Friday, 2 December 2011

Christmas Trees


As part of my last duty with Scouts, I’m on the 7am shift tomorrow morning to sell Christmas trees in Central Park. This is a duty done by the committee, families and leaders so I have been flogging pines for 10 years.



When I was on the committee, part of my job was PR and advertising, (I’ve just handed that over to my gorgeous friend Penny).  I sent out a media release promoting our delivery and pick up service and actually got an interview from the local paper. I mentioned how convenient it was that “once those trees have gone all dry and crispy and start dropping needles all over the lounge room carpet, we’ll pop back and collect it.” I did expect that would be the quote that they ran with…but it was.
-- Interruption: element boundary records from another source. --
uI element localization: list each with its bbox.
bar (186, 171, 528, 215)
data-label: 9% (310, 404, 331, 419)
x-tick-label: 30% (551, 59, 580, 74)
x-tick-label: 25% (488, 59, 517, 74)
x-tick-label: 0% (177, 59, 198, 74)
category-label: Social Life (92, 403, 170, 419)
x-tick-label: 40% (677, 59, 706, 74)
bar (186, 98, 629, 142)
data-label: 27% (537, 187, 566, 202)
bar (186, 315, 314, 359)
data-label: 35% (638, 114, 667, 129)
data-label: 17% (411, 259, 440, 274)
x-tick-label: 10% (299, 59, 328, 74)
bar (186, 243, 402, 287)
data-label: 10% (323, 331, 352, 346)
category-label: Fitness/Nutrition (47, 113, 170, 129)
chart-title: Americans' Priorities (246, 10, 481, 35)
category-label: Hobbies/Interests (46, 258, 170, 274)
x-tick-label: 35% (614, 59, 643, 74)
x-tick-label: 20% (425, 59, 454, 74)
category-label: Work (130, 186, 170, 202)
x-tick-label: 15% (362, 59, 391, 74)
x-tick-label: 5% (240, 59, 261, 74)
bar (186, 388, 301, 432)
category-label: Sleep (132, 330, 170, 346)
Our ordering ‘system’ (I use that term loosely) was an old mobile phone with a dedicated number and who ever drew the short straw was in charge of manning it (ie me). So one memorable festive season, the phone was on my desk and I was, as usual, neck deep in my paid job. That bloody phone kept ringing. I’d answer calls and jot down details on the back of Power Point presentations, random post-it notes, the edge of a research report – whatever was to hand (I’d love to say it was because I was so busy, but in truth, it’s my MO). I was driving my colleagues crazy.

“MWW!!” cried my teammate Georgie as I staggered back from yet another grueling meeting. ”That fecking Christmas tree phone has not stopped ringing since you walk away!!”
“Really?” I asked, pretending to care, my mind swimming with the complexities of yet another round of unexplained rejected work.

Determined as always to make sure I didn’t lose it, Georgie slapped a Sprirex pad on my desk. “At least write them all down in the one place,” she insisted, pointedly looking at the scribbled notes on any available blank space.  As I returned calls to nuns for extra large trees for churches, librarians for their foyers and crazy women who need their tree to be “perfectly shaped, seven feet eight inches – I’ve measured the area, we have very high ceilings - delivered to Toorak at precisely 10.12am next Saturday – oh, and could you set up please” I saw the wisdom of Georgie’s ways.

I can’t even guess how many trees I’ve unloaded off trucks, (one year while 8.5 months pregnant), how many banners I’ve strung up and pulled down (my knot tying it still very dodgy), how many lattes we’ve shared, how much fast talking I’ve done of the freshness, the quality, the appeal of the fragrance, how that flat bit will fall back out, blah, blah, blah.

And am I sad to be letting all this go? NO I AM NOT!!!!!

However, if I can interest you in a very rewarding voluntary position working with youth, drop me a line.